One of the main concerns with greylisting is that naive implementations will often delay all email. In our implementation we've gone to great lengths to ensure that this doesn't happen.

  1. We only greylisting hosts that appear to be dialup/dsl hosts of some
    sort, or hosts that don't have any valid reverse DNS. This ensures
    that the vast majority of email servers are immediately not subject
    to greylisting, and their email is not delayed
  2. If a host has been greylisted, and it successfully passes
    greylisting twice in a 24 hours period (e.g. it correctly attempts
    to re-deliver a piece of email twice in 24 hours), then that host is
    whitelisted and not subject to greylisting for the next 24 hours. If
    it continues to deliver emails, each new delivery will extend the
    whitelist period. This means that any real email servers (a real
    email server will always retry) connected via dialup/dsl will
    quickly be whitelisted and not subject to email delays
  3. If a host opens an SMTP session with a HELO that is not an IP
    address, is not the same reverse DNS as it's connecting IP, but the
    forward DNS of the name does resolve to the connecting IP, then that
    host is not subject to greylisting. (As suggested by hadaso on the
    forum)An example: The machine at IP 206.223.169.73 connects to us.
    The reverse DNS for 206.223.169.73 is 206-223-169-73.beanfield.net,
    which looks like a common dialup/dsl IP name, and would be a
    candidate for greylisting. However, the machine advertises itself to
    us with a "HELO mx3.hub.org" line. Doing a forward lookup of
    mx3.hub.org gives the IP 206.223.169.73, which is the same as the
    connecting IP, so we exclude it from greylisting.

When combined, these features provide an excellent balance of greylisting hosts which should not be sending email, and allowing those hosts which should be sending email to get their email straight through.

Additionally, to help with the tracking of any problems, once a message passes greylisting and is accepted, a new header is added "X-Spam-greylist". This header tells you how many seconds the email was delayed and whether that host has been whitelisted for 24 hours. (Technical: Well, actually the delay figure is the how long the last delay for the ip/sender/recipient combination was, so in the case of multiple emails from the same person, to the same person, from the same machine in a short time period, the figure will be a bit messy and hard to calculate).
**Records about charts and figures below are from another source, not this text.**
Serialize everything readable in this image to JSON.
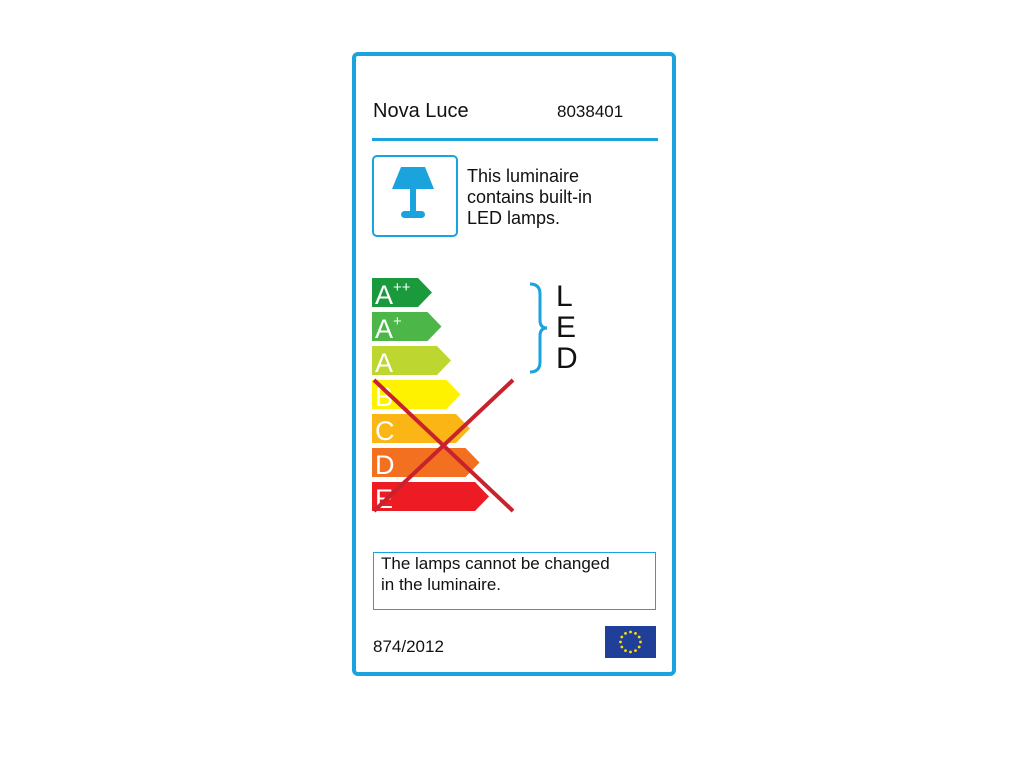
{
  "brand": "Nova Luce",
  "model": "8038401",
  "info_text": [
    "This luminaire",
    "contains built-in",
    "LED lamps."
  ],
  "classes": [
    {
      "label": "A++",
      "color": "#1a9a3c"
    },
    {
      "label": "A+",
      "color": "#4cb748"
    },
    {
      "label": "A",
      "color": "#bed630"
    },
    {
      "label": "B",
      "color": "#fff200"
    },
    {
      "label": "C",
      "color": "#fbb616"
    },
    {
      "label": "D",
      "color": "#f37021"
    },
    {
      "label": "E",
      "color": "#ed1c24"
    }
  ],
  "compatible_letters": [
    "L",
    "E",
    "D"
  ],
  "crossed_classes": [
    "B",
    "C",
    "D",
    "E"
  ],
  "notice": [
    "The lamps cannot be changed",
    "in the luminaire."
  ],
  "regulation": "874/2012",
  "colors": {
    "border": "#1aa3dc",
    "cross": "#c8232c"
  },
  "icons": [
    "lamp-icon",
    "eu-flag-icon"
  ]
}
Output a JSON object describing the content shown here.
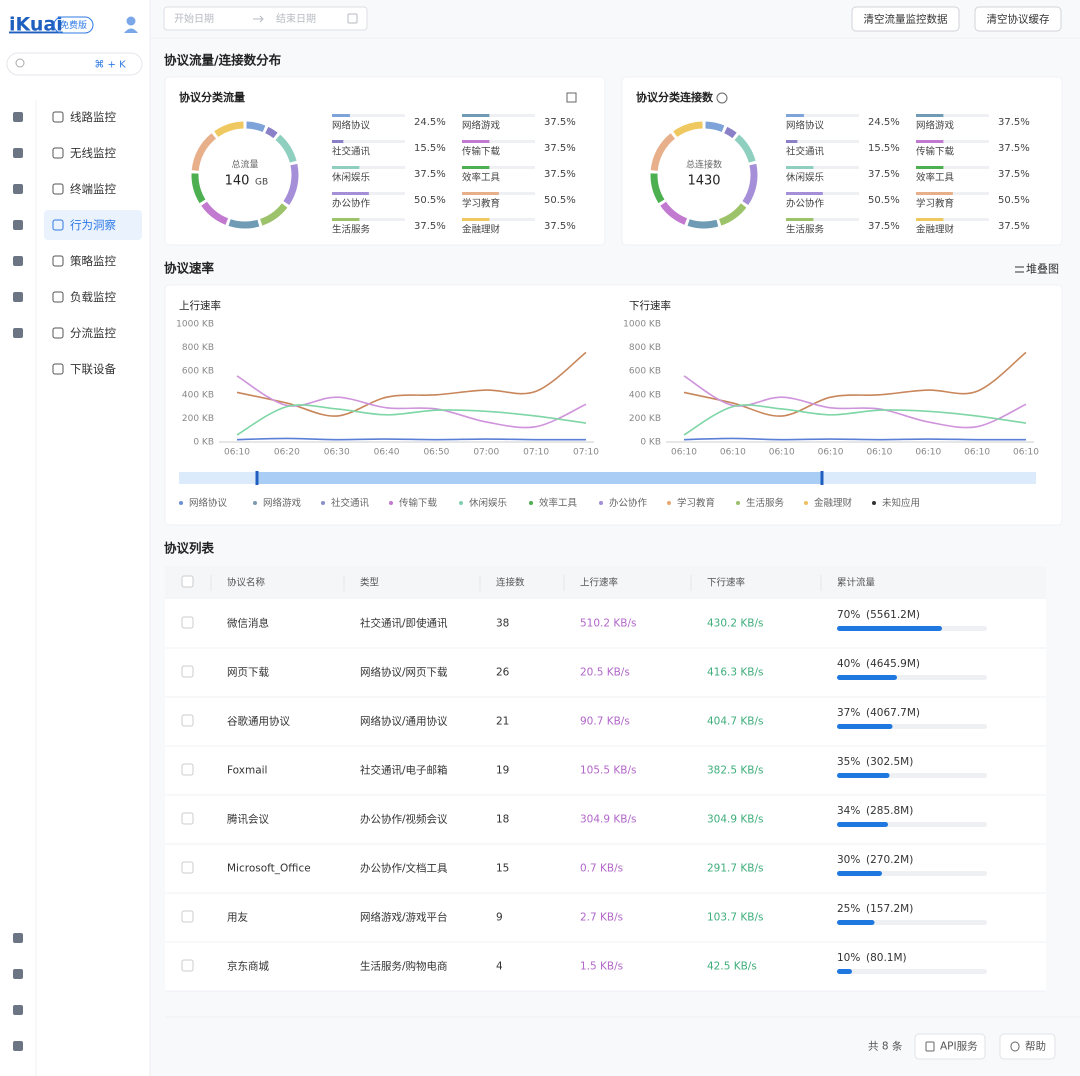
{
  "sidebar": {
    "logo": "iKuai",
    "badge": "免费版",
    "search_shortcut": "⌘ + K",
    "nav": [
      "线路监控",
      "无线监控",
      "终端监控",
      "行为洞察",
      "策略监控",
      "负载监控",
      "分流监控",
      "下联设备"
    ],
    "active_nav": 3
  },
  "toolbar": {
    "start_placeholder": "开始日期",
    "end_placeholder": "结束日期",
    "buttons": [
      "清空流量监控数据",
      "清空协议缓存"
    ]
  },
  "distribution": {
    "title": "协议流量/连接数分布",
    "cards": [
      {
        "title": "协议分类流量",
        "center_label": "总流量",
        "center_value": "140",
        "center_unit": "GB",
        "items": [
          {
            "name": "网络协议",
            "color": "#7ea3d8",
            "value": 24.5,
            "label": "24.5%"
          },
          {
            "name": "社交通讯",
            "color": "#8a80c8",
            "value": 15.5,
            "label": "15.5%"
          },
          {
            "name": "休闲娱乐",
            "color": "#8fcfc0",
            "value": 37.5,
            "label": "37.5%"
          },
          {
            "name": "办公协作",
            "color": "#a58fd8",
            "value": 50.5,
            "label": "50.5%"
          },
          {
            "name": "生活服务",
            "color": "#9cc36a",
            "value": 37.5,
            "label": "37.5%"
          },
          {
            "name": "网络游戏",
            "color": "#6f9bb5",
            "value": 37.5,
            "label": "37.5%"
          },
          {
            "name": "传输下载",
            "color": "#c27ad0",
            "value": 37.5,
            "label": "37.5%"
          },
          {
            "name": "效率工具",
            "color": "#4caf50",
            "value": 37.5,
            "label": "37.5%"
          },
          {
            "name": "学习教育",
            "color": "#e8b08a",
            "value": 50.5,
            "label": "50.5%"
          },
          {
            "name": "金融理财",
            "color": "#f0c860",
            "value": 37.5,
            "label": "37.5%"
          }
        ]
      },
      {
        "title": "协议分类连接数",
        "center_label": "总连接数",
        "center_value": "1430",
        "items": [
          {
            "name": "网络协议",
            "color": "#7ea3d8",
            "value": 24.5,
            "label": "24.5%"
          },
          {
            "name": "社交通讯",
            "color": "#8a80c8",
            "value": 15.5,
            "label": "15.5%"
          },
          {
            "name": "休闲娱乐",
            "color": "#8fcfc0",
            "value": 37.5,
            "label": "37.5%"
          },
          {
            "name": "办公协作",
            "color": "#a58fd8",
            "value": 50.5,
            "label": "50.5%"
          },
          {
            "name": "生活服务",
            "color": "#9cc36a",
            "value": 37.5,
            "label": "37.5%"
          },
          {
            "name": "网络游戏",
            "color": "#6f9bb5",
            "value": 37.5,
            "label": "37.5%"
          },
          {
            "name": "传输下载",
            "color": "#c27ad0",
            "value": 37.5,
            "label": "37.5%"
          },
          {
            "name": "效率工具",
            "color": "#4caf50",
            "value": 37.5,
            "label": "37.5%"
          },
          {
            "name": "学习教育",
            "color": "#e8b08a",
            "value": 50.5,
            "label": "50.5%"
          },
          {
            "name": "金融理财",
            "color": "#f0c860",
            "value": 37.5,
            "label": "37.5%"
          }
        ]
      }
    ]
  },
  "rate": {
    "title": "协议速率",
    "toggle": "堆叠图",
    "charts": [
      {
        "title": "上行速率",
        "ylim": [
          0,
          1000
        ],
        "yticks": [
          {
            "value": 0,
            "label": "0 KB"
          },
          {
            "value": 200,
            "label": "200 KB"
          },
          {
            "value": 400,
            "label": "400 KB"
          },
          {
            "value": 600,
            "label": "600 KB"
          },
          {
            "value": 800,
            "label": "800 KB"
          },
          {
            "value": 1000,
            "label": "1000 KB"
          }
        ],
        "categories": [
          "06:10",
          "06:20",
          "06:30",
          "06:40",
          "06:50",
          "07:00",
          "07:10",
          "07:10"
        ],
        "series": [
          {
            "name": "学习教育",
            "color": "#c8865a",
            "values": [
              420,
              330,
              220,
              380,
              400,
              440,
              430,
              760
            ]
          },
          {
            "name": "传输下载",
            "color": "#cf94dc",
            "values": [
              560,
              310,
              380,
              290,
              280,
              170,
              130,
              320
            ]
          },
          {
            "name": "休闲娱乐",
            "color": "#7fd6a6",
            "values": [
              60,
              300,
              280,
              230,
              270,
              260,
              220,
              160
            ]
          },
          {
            "name": "网络协议",
            "color": "#5b7fd6",
            "values": [
              20,
              30,
              20,
              25,
              20,
              25,
              20,
              20
            ]
          }
        ]
      },
      {
        "title": "下行速率",
        "ylim": [
          0,
          1000
        ],
        "yticks": [
          {
            "value": 0,
            "label": "0 KB"
          },
          {
            "value": 200,
            "label": "200 KB"
          },
          {
            "value": 400,
            "label": "400 KB"
          },
          {
            "value": 600,
            "label": "600 KB"
          },
          {
            "value": 800,
            "label": "800 KB"
          },
          {
            "value": 1000,
            "label": "1000 KB"
          }
        ],
        "categories": [
          "06:10",
          "06:10",
          "06:10",
          "06:10",
          "06:10",
          "06:10",
          "06:10",
          "06:10"
        ],
        "series": [
          {
            "name": "学习教育",
            "color": "#c8865a",
            "values": [
              420,
              330,
              220,
              380,
              400,
              440,
              430,
              760
            ]
          },
          {
            "name": "传输下载",
            "color": "#cf94dc",
            "values": [
              560,
              310,
              380,
              290,
              280,
              170,
              130,
              320
            ]
          },
          {
            "name": "休闲娱乐",
            "color": "#7fd6a6",
            "values": [
              60,
              300,
              280,
              230,
              270,
              260,
              220,
              160
            ]
          },
          {
            "name": "网络协议",
            "color": "#5b7fd6",
            "values": [
              20,
              30,
              20,
              25,
              20,
              25,
              20,
              20
            ]
          }
        ]
      }
    ],
    "legend": [
      {
        "name": "网络协议",
        "color": "#6b8fd6"
      },
      {
        "name": "网络游戏",
        "color": "#7a9ab0"
      },
      {
        "name": "社交通讯",
        "color": "#8a8fc8"
      },
      {
        "name": "传输下载",
        "color": "#c27ad0"
      },
      {
        "name": "休闲娱乐",
        "color": "#7fd0b0"
      },
      {
        "name": "效率工具",
        "color": "#4caf50"
      },
      {
        "name": "办公协作",
        "color": "#a08ed8"
      },
      {
        "name": "学习教育",
        "color": "#e8a870"
      },
      {
        "name": "生活服务",
        "color": "#9cbf6a"
      },
      {
        "name": "金融理财",
        "color": "#f0c060"
      },
      {
        "name": "未知应用",
        "color": "#333333"
      }
    ]
  },
  "table": {
    "title": "协议列表",
    "columns": [
      "协议名称",
      "类型",
      "连接数",
      "上行速率",
      "下行速率",
      "累计流量"
    ],
    "rows": [
      {
        "cells": [
          "微信消息",
          "社交通讯/即使通讯",
          38,
          "510.2 KB/s",
          "430.2 KB/s"
        ],
        "share": 70,
        "share_label": "70%",
        "total": "(5561.2M)"
      },
      {
        "cells": [
          "网页下载",
          "网络协议/网页下载",
          26,
          "20.5 KB/s",
          "416.3 KB/s"
        ],
        "share": 40,
        "share_label": "40%",
        "total": "(4645.9M)"
      },
      {
        "cells": [
          "谷歌通用协议",
          "网络协议/通用协议",
          21,
          "90.7 KB/s",
          "404.7 KB/s"
        ],
        "share": 37,
        "share_label": "37%",
        "total": "(4067.7M)"
      },
      {
        "cells": [
          "Foxmail",
          "社交通讯/电子邮箱",
          19,
          "105.5 KB/s",
          "382.5 KB/s"
        ],
        "share": 35,
        "share_label": "35%",
        "total": "(302.5M)"
      },
      {
        "cells": [
          "腾讯会议",
          "办公协作/视频会议",
          18,
          "304.9 KB/s",
          "304.9 KB/s"
        ],
        "share": 34,
        "share_label": "34%",
        "total": "(285.8M)"
      },
      {
        "cells": [
          "Microsoft_Office",
          "办公协作/文档工具",
          15,
          "0.7 KB/s",
          "291.7 KB/s"
        ],
        "share": 30,
        "share_label": "30%",
        "total": "(270.2M)"
      },
      {
        "cells": [
          "用友",
          "网络游戏/游戏平台",
          9,
          "2.7 KB/s",
          "103.7 KB/s"
        ],
        "share": 25,
        "share_label": "25%",
        "total": "(157.2M)"
      },
      {
        "cells": [
          "京东商城",
          "生活服务/购物电商",
          4,
          "1.5 KB/s",
          "42.5 KB/s"
        ],
        "share": 10,
        "share_label": "10%",
        "total": "(80.1M)"
      }
    ]
  },
  "footer": {
    "count": "共 8 条",
    "buttons": [
      "API服务",
      "帮助"
    ]
  }
}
All up, we now have 4 lines of defense against spam at the moment:

  1. RBLs (dsbl/xbl) - all users
  2. Greylisting - all users
  3. SpamAssassin -
    full/enhanced users
  4. Backscatter
    detection
    -
    full/enhanced users

The combination of these 4 things provides an extremely strong defense against spam with absolutely no user interaction at this point. We also hope later this year to add per-user bayes databases, which will allow per-user training of a statistical database to catch the final spams that make it through all these filters.